Venezuela: para los duros Maduro ya está podrido

Nicolás Maduro llegó a la cumbre del poder en Venezuela en 2013 por la voluntad única y expresa de su antecesor, el moribundo comandante Hugo Chávez. Le transfirió la autoridad mediante una petición expresa a su pueblo. A partir de entonces, apoyar a Maduro era apoyar a Chávez. Votar por Maduro era votar por Chávez. Acompañar a Maduro era acompañar a Chávez.

La formula funciono desde entonces: el chavismo se alineó detrás de Maduro. 

Así, durante los 25 años transcurridos desde que Hugo Chávez llegó al poder y aún después de su desaparición, surgió y se afianzó una nueva élite política, económica, militar y policial (a la que genéricamente se le denomina Chavismo) mediante un sólido y consistente entramado de distribución de funciones, lealtades, compromisos mutuos e intereses.

El Chavismo se ha mantenido cohesionado para resistir y consolidar lo que se fue constituyendo como un proyecto común, a pesar de las presiones internas de la oposición y de las sanciones internacionales que cuestionan sus métodos. 

Nicolás Maduro, el heredero, ha sido la cara pública (y en muchas ocasiones el pararrayos) de ese poder. Su tarea fundamental ha sido alimentar y conservar la lealtad de su base social mientras se extiende el legado del caudillo y se consolida el proyecto del Chavismo.

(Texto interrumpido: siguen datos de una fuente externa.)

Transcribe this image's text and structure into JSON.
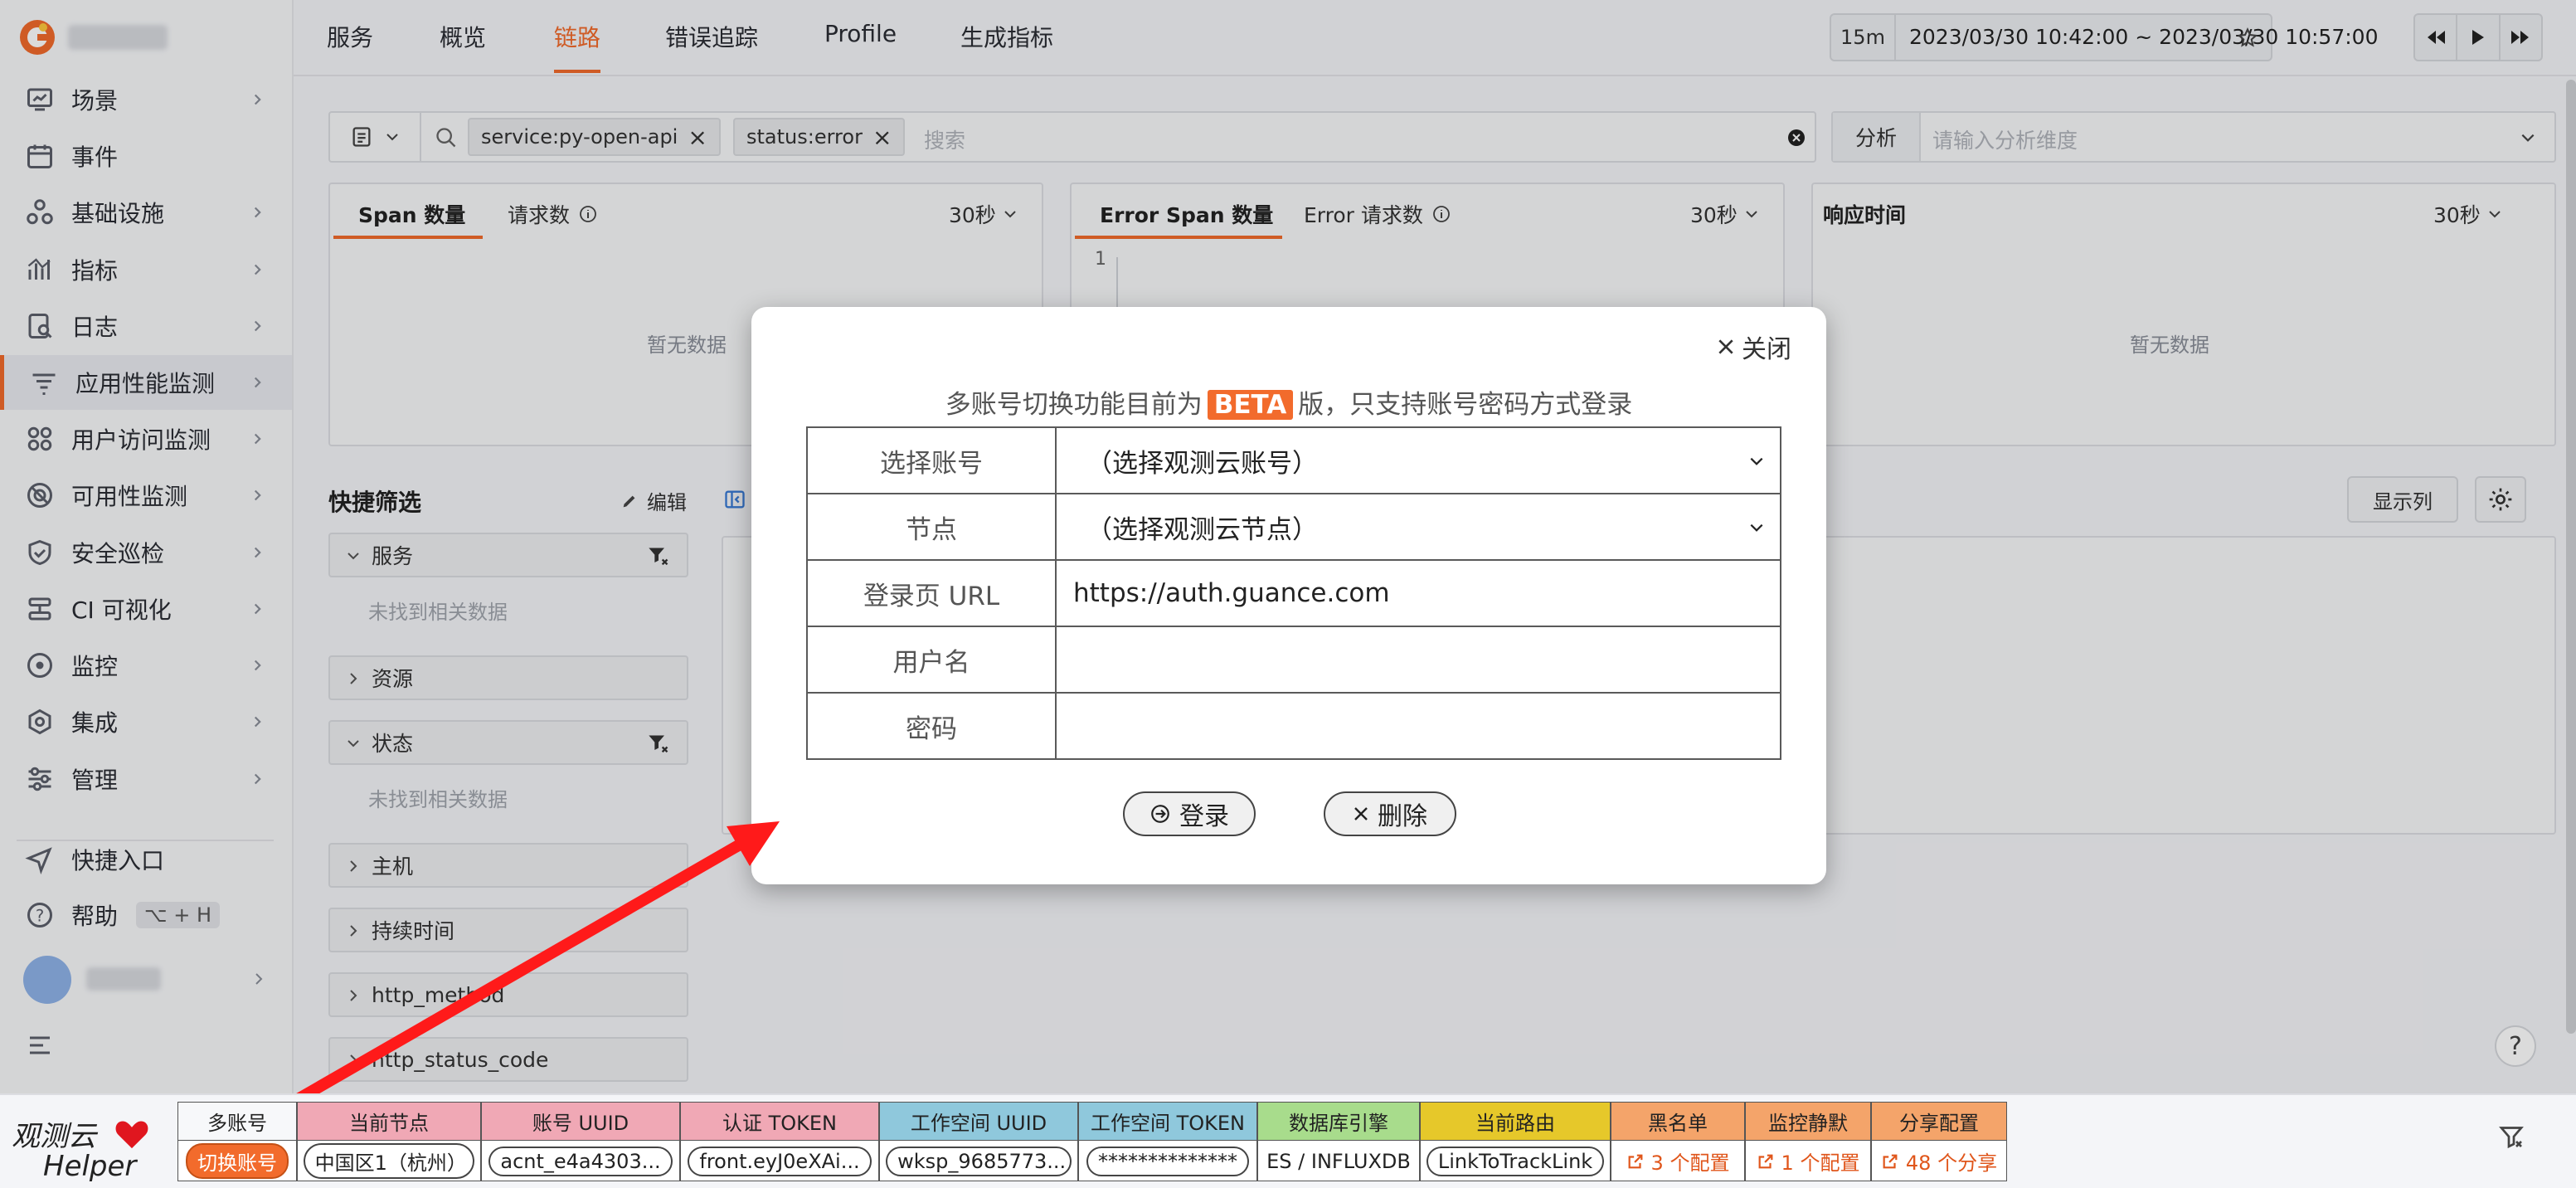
{
  "app": {
    "logo_text": "G"
  },
  "sidebar": {
    "items": [
      {
        "label": "场景",
        "icon": "dashboard-icon",
        "chevron": true
      },
      {
        "label": "事件",
        "icon": "calendar-icon",
        "chevron": false
      },
      {
        "label": "基础设施",
        "icon": "infrastructure-icon",
        "chevron": true
      },
      {
        "label": "指标",
        "icon": "metrics-icon",
        "chevron": true
      },
      {
        "label": "日志",
        "icon": "log-icon",
        "chevron": true
      },
      {
        "label": "应用性能监测",
        "icon": "apm-icon",
        "chevron": true
      },
      {
        "label": "用户访问监测",
        "icon": "rum-icon",
        "chevron": true
      },
      {
        "label": "可用性监测",
        "icon": "availability-icon",
        "chevron": true
      },
      {
        "label": "安全巡检",
        "icon": "shield-icon",
        "chevron": true
      },
      {
        "label": "CI 可视化",
        "icon": "ci-icon",
        "chevron": true
      },
      {
        "label": "监控",
        "icon": "monitor-icon",
        "chevron": true
      },
      {
        "label": "集成",
        "icon": "integration-icon",
        "chevron": true
      },
      {
        "label": "管理",
        "icon": "settings-sliders-icon",
        "chevron": true
      }
    ],
    "shortcut": "快捷入口",
    "help": "帮助",
    "help_keys": "⌥ + H"
  },
  "header": {
    "tabs": [
      "服务",
      "概览",
      "链路",
      "错误追踪",
      "Profile",
      "生成指标"
    ],
    "active_tab": 2,
    "time_quick": "15m",
    "time_range": "2023/03/30 10:42:00 ~ 2023/03/30 10:57:00"
  },
  "search": {
    "tags": [
      "service:py-open-api",
      "status:error"
    ],
    "placeholder": "搜索",
    "analysis_label": "分析",
    "analysis_placeholder": "请输入分析维度"
  },
  "charts": [
    {
      "tabs": [
        "Span 数量",
        "请求数"
      ],
      "interval": "30秒",
      "empty": "暂无数据"
    },
    {
      "tabs": [
        "Error Span 数量",
        "Error 请求数"
      ],
      "interval": "30秒",
      "axis_tick": "1"
    },
    {
      "title": "响应时间",
      "interval": "30秒",
      "empty": "暂无数据"
    }
  ],
  "quick_filter": {
    "title": "快捷筛选",
    "edit": "编辑",
    "groups": [
      {
        "label": "服务",
        "expanded": true,
        "empty": "未找到相关数据"
      },
      {
        "label": "资源",
        "expanded": false
      },
      {
        "label": "状态",
        "expanded": true,
        "empty": "未找到相关数据"
      },
      {
        "label": "主机",
        "expanded": false
      },
      {
        "label": "持续时间",
        "expanded": false
      },
      {
        "label": "http_method",
        "expanded": false
      },
      {
        "label": "http_status_code",
        "expanded": false
      }
    ]
  },
  "list": {
    "columns_button": "显示列"
  },
  "modal": {
    "close": "关闭",
    "notice_prefix": "多账号切换功能目前为",
    "notice_badge": "BETA",
    "notice_suffix": "版，只支持账号密码方式登录",
    "fields": [
      {
        "label": "选择账号",
        "value": "（选择观测云账号）",
        "select": true
      },
      {
        "label": "节点",
        "value": "（选择观测云节点）",
        "select": true
      },
      {
        "label": "登录页 URL",
        "value": "https://auth.guance.com",
        "select": false
      },
      {
        "label": "用户名",
        "value": "",
        "select": false
      },
      {
        "label": "密码",
        "value": "",
        "select": false
      }
    ],
    "login_button": "登录",
    "delete_button": "删除"
  },
  "helper": {
    "brand_line1": "观测云",
    "brand_line2": "Helper",
    "columns": [
      {
        "header": "多账号",
        "value": "切换账号",
        "color": "#f7f8fa",
        "kind": "orange-pill"
      },
      {
        "header": "当前节点",
        "value": "中国区1（杭州）",
        "color": "#f0a8b5",
        "kind": "pill"
      },
      {
        "header": "账号 UUID",
        "value": "acnt_e4a4303...",
        "color": "#f0a8b5",
        "kind": "pill"
      },
      {
        "header": "认证 TOKEN",
        "value": "front.eyJ0eXAi...",
        "color": "#f0a8b5",
        "kind": "pill"
      },
      {
        "header": "工作空间 UUID",
        "value": "wksp_9685773...",
        "color": "#8fc8dc",
        "kind": "pill"
      },
      {
        "header": "工作空间 TOKEN",
        "value": "**************",
        "color": "#8fc8dc",
        "kind": "pill"
      },
      {
        "header": "数据库引擎",
        "value": "ES / INFLUXDB",
        "color": "#a8dc8c",
        "kind": "text"
      },
      {
        "header": "当前路由",
        "value": "LinkToTrackLink",
        "color": "#e6c82a",
        "kind": "pill"
      },
      {
        "header": "黑名单",
        "value": "3 个配置",
        "color": "#f4a46a",
        "kind": "link"
      },
      {
        "header": "监控静默",
        "value": "1 个配置",
        "color": "#f4a46a",
        "kind": "link"
      },
      {
        "header": "分享配置",
        "value": "48 个分享",
        "color": "#f4a46a",
        "kind": "link"
      }
    ]
  },
  "colors": {
    "accent": "#f26b2c",
    "arrow": "#ff1a1a",
    "beta": "#f26b2c"
  }
}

Sin embargo, parece que el crédito de lealtad y confianza que hacía posible cumplir con esa misión se ha agotado. La herencia y la memoria de Chávez no fue suficiente para superar con éxito las elecciones presidenciales del 28 de julio del 2024.

Eso ha puesto al Chavismo en una condición indeseable y, aparentemente, inesperada porque las dificultades que ha tenido para seguir convenciendo sin mostrar pública y de manera creíble los resultados electorales favorables, estarían indicando que el respaldo mayoritario de la población, que alguna vez le fue incontestable, ahora está en franco agotamiento.

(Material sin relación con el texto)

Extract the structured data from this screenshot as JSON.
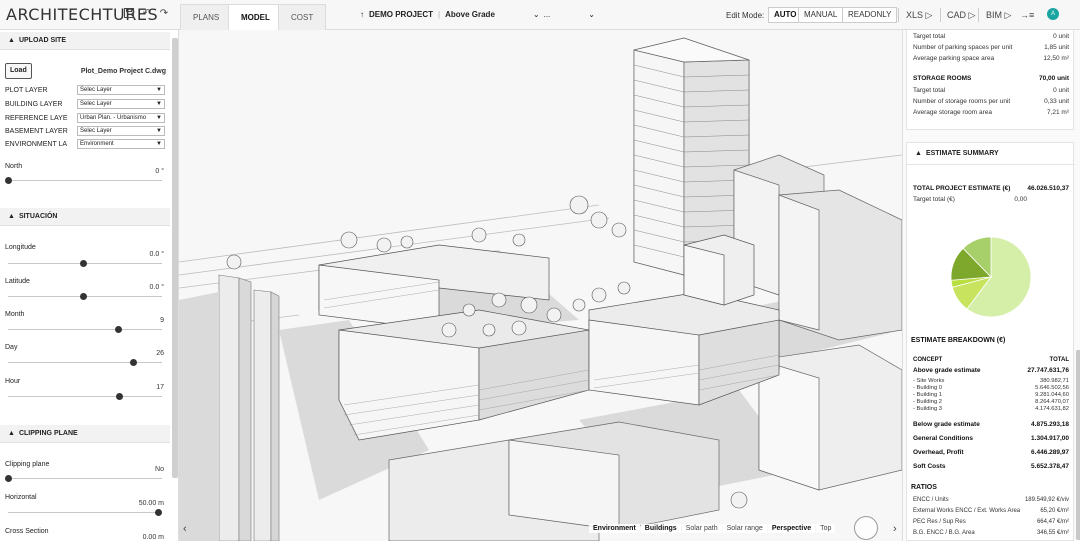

Hay un hecho que sorprende: el régimen tiene bajo su control todos los hilos del juego electoral: el diseño del proceso, los medios de comunicación, las fuerzas del orden, el árbitro de la competencia, el poder legislativo y el poder judicial. Incluso, la potestad de facto para decidir quién puede participar y quién no. A diferencia de lo sucedido en 2018, la oposición decidió jugar bajo esas condiciones, lo cual abrió el margen para dar legitimidad a la contienda. Y aún así están en duda los resultados oficiales.

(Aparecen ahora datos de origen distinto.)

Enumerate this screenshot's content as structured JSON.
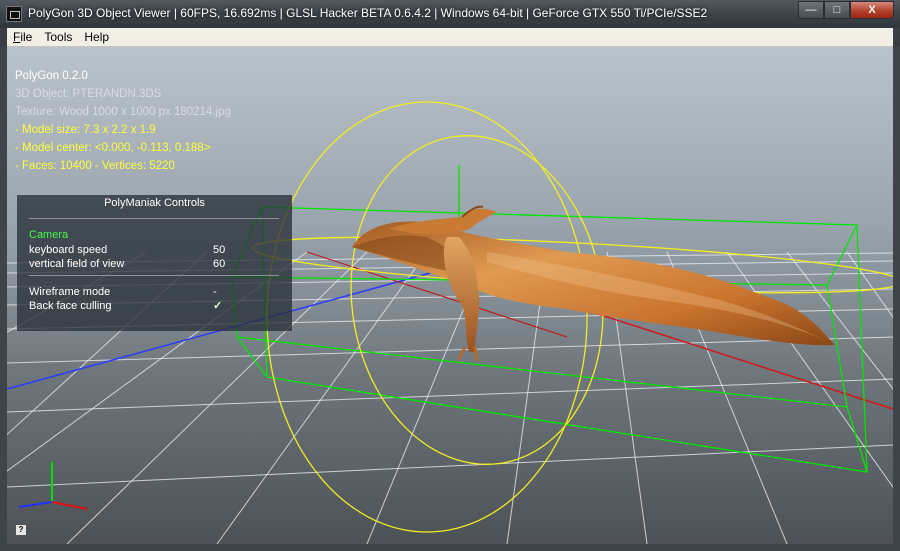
{
  "window": {
    "title": "PolyGon 3D Object Viewer | 60FPS, 16.692ms | GLSL Hacker BETA 0.6.4.2 | Windows 64-bit | GeForce GTX 550 Ti/PCIe/SSE2",
    "buttons": {
      "minimize": "—",
      "maximize": "□",
      "close": "X"
    }
  },
  "menu": {
    "items": [
      {
        "key": "F",
        "rest": "ile"
      },
      {
        "key": "",
        "rest": "Tools"
      },
      {
        "key": "",
        "rest": "Help"
      }
    ]
  },
  "hud": {
    "app_version": "PolyGon 0.2.0",
    "object": "3D Object: PTERANDN.3DS",
    "texture": "Texture: Wood 1000 x 1000 px 180214.jpg",
    "model_size": "- Model size:  7.3 x 2.2 x 1.9",
    "model_center": "- Model center:  <0.000, -0.113, 0.188>",
    "faces_vertices": "- Faces: 10400 - Vertices: 5220"
  },
  "controls": {
    "title": "PolyManiak Controls",
    "section": "Camera",
    "keyboard_speed_label": "keyboard speed",
    "keyboard_speed_value": "50",
    "fov_label": "vertical field of view",
    "fov_value": "60",
    "wireframe_label": "Wireframe mode",
    "wireframe_value": "-",
    "backface_label": "Back face culling",
    "backface_value": "✓"
  },
  "help_button": "?",
  "colors": {
    "hud_yellow": "#ffff3a",
    "section_green": "#44ff44",
    "bbox_green": "#00ff00",
    "orbit_yellow": "#ffff00",
    "model_orange": "#d9853f"
  }
}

Los que faltaron fueron los votos suficientes e incontestables.

Ahora el Chavismo está atrapado en una situación inesperada -que apunta para crisis institucional- debido a un manejo descuidado y a un cálculo político equivocado. Ello seguramente tendrá un costo para quienes sean los responsables. Será en su momento porque, antes de cualquier cosa, lo que tiene que hacer es estabilizar la situación, procesar la crisis sin perder el control del país y sin cerrarse todas las puertas.

Lo que resulte estará dependiendo de la forma en cómo los factores reales de poder en el Chavismo decidan procesar la crisis, hacia su interior (en un previsible ajuste de cuentas y reacomodos) y de los modos como lo presenten hacia afuera: hacia la población, frente a la presión de la oposición (en este momento empoderada con los resultados) y de cara a la observación internacional.

¿Se equivocó un confiado Maduro bajo el supuesto de que todo estaba bajo su control? Si es así, él podría ser la pieza sacrificable para darle una solución a la crisis. Finalmente es la imagen pública en cuyo rostro se personifica el enemigo que los contrarios quieren vencer.

Habría terminado, así, su función como heredero del caudillo; como la extensión de su liderazgo. 

De darse la solución en ese sentido (y los grupos reales de poder la logren inducir, conducir y controlar) Venezuela estaría ante la circunstancia de entrar a la etapa definitiva del Chavismo sin Chávez.